Sommet sud du Tscheischhorn (2981 m)
- Moyen, 4h30, 1000 m / 1000 m
- Caractère : le « Tscheisch » peut être gravi depuis Pürt ou depuis Juppa (vallée de Bergalga). Bien qu’elle soit plus facile et moins exposée aux avalanches, l’ascension depuis Juppa permet « uniquement » d’atteindre le sommet sud. Ceux qui ont le pied sûr et souhaitent gravir un véritable trois mille peuvent suivre l’arête nord jusqu’au point culminant (3019 m).

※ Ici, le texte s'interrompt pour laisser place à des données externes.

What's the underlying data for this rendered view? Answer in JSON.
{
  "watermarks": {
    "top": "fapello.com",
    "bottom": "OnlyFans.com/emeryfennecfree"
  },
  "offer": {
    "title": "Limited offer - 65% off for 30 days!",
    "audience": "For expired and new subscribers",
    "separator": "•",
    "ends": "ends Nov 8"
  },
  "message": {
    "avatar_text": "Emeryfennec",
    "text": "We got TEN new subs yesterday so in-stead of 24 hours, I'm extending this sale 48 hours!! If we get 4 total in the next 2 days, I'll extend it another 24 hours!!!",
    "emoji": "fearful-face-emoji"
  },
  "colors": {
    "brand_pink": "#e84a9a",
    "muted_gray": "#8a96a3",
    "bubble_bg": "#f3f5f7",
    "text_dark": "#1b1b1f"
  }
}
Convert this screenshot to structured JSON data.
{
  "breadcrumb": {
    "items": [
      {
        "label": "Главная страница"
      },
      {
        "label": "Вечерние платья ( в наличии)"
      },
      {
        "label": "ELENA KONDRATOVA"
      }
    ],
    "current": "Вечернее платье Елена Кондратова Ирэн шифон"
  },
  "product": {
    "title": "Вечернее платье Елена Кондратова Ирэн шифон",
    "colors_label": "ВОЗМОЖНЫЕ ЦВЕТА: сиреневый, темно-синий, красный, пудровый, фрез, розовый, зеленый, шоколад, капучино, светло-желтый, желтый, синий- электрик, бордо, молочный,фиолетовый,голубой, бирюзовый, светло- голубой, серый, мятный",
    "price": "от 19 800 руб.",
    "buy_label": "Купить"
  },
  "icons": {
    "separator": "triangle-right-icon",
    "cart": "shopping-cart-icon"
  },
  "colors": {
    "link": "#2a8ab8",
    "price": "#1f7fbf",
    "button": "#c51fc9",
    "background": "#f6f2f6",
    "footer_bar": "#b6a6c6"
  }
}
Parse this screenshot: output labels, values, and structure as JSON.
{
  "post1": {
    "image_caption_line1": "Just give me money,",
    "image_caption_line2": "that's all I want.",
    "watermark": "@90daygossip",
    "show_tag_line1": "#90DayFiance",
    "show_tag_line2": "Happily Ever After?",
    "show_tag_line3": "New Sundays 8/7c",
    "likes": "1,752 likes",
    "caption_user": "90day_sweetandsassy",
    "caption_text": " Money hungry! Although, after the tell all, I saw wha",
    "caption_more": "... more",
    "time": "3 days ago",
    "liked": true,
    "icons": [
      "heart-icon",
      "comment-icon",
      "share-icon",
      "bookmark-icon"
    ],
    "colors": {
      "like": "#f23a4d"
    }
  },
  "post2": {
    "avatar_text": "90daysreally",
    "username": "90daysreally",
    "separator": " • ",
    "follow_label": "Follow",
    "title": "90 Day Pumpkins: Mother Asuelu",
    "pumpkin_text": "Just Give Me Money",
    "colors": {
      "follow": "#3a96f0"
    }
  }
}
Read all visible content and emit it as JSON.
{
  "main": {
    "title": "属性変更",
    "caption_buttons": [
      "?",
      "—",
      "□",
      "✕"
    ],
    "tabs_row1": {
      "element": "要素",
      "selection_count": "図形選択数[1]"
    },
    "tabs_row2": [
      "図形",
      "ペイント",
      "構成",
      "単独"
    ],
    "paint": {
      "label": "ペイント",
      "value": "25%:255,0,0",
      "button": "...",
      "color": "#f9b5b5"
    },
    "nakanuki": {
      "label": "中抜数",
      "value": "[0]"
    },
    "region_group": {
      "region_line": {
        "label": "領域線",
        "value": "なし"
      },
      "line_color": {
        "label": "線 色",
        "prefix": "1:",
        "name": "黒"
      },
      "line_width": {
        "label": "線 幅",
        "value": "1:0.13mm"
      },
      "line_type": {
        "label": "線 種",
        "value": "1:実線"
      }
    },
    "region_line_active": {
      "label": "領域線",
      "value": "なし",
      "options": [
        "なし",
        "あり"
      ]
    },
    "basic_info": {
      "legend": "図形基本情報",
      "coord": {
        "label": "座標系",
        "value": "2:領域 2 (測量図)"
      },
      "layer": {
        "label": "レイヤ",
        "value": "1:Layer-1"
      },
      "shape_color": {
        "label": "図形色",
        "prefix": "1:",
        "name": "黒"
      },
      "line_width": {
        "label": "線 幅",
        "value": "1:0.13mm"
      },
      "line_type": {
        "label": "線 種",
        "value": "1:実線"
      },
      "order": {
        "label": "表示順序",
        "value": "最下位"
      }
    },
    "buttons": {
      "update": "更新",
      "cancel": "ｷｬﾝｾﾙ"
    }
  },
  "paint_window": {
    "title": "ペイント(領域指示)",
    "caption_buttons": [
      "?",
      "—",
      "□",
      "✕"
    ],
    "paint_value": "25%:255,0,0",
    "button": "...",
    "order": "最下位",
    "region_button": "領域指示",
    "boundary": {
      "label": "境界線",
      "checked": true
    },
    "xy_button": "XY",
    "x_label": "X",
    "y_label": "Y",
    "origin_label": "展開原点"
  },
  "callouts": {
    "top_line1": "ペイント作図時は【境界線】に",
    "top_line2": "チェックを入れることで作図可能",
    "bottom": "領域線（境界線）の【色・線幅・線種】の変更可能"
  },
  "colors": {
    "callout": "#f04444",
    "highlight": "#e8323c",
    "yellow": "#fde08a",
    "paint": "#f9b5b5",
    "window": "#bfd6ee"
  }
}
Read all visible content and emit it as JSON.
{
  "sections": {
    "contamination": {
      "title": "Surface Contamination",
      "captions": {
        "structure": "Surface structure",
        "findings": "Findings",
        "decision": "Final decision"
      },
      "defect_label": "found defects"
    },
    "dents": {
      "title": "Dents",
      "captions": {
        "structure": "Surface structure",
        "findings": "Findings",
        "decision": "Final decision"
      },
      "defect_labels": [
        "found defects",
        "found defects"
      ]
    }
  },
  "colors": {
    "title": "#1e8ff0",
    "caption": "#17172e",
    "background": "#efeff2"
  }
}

- Départ / arrivée : Juppa (1980 m)
- Itinéraire : de Juppa, suivre un chemin de randonnée hivernale menant à la vallée de Bergalga, puis traverser le torrent sur la piste de ski de fond. Après environ deux kilomètres, quitter le fond de la vallée vers la droite (W). Monter rapidement les vastes pentes est et se diriger vers un large dos, puis le suivre direction SW. Lorsque le terrain devient plus plat, le discret sommet du « Höjabüel » est atteint. Si la crête a été soufflée par le vent, il faut retirer brièvement les skis ou la contourner vers la gauche. Le dos devenant bientôt plus raide, on se tient sur le côté droit dans le sens de la montée. Après un court ressaut raide, rejoindre la large pente sommitale, que l’on franchit vers la droite. Sur la crête, tourner à gauche et atteindre sans problème le cairn du sommet sud.
- Restauration : cabane de ski Cavetta
Piz Surparé (3078 m) – Bivio-Giro
- Moyen, 6-7h, 1200 m / 2000 m
- Caractère : magnifique circuit, comprenant l’utilisation de remontées mécaniques, jusque dans la vallée voisine, le tout couronné par l’ascension d’un trois mille. Lorsque les conditions le permettent, la descente de 1300 mètres, du sommet du Piz Surparé à Bivio, est splendide. Incroyable panorama avec la totalité du massif de la Bernina à l’horizon. Surpasse même le circuit de Madrisa dans le Prättigau !
- Départ / arrivée : Juf (2126 m)
- Itinéraire : de Juf, monter très raide et suivre un dos pour monter en direction du Stallerberg. La traversée vers Bödeli (P. 2565) commence sur un col (2581 m). Continuer relativement à plat, passer à gauche d’un gradin rocheux dans la combe jusqu’au P. 2789. Atteindre une dernière pente qui mène, raide vers la fin, à un col en-dessous du sommet. Déposer les skis ici et rejoindre à pied le sommet sur des pierriers faciles. Après être retourné au dépôt des skis, si les conditions sont sûres, descendre la pente NE (d’environ 35 degrés) dans le Val Gronda et continuer jusqu’à Bivio, d’où il faut prendre les deux téléskis (CHF 18.–), descendre un peu en direction de l’ouest et monter par Sur Al Cant jusqu’à la Fuorcla da la Valletta. Par conditions sûres, il est possible de descendre directement au fond de la vallée. Sinon, monter encore sur 200 mètres jusqu’au dos « Uf da Flüe » et descendre jusqu’au Stallerberg-Joch, avant de continuer jusqu’à Juf.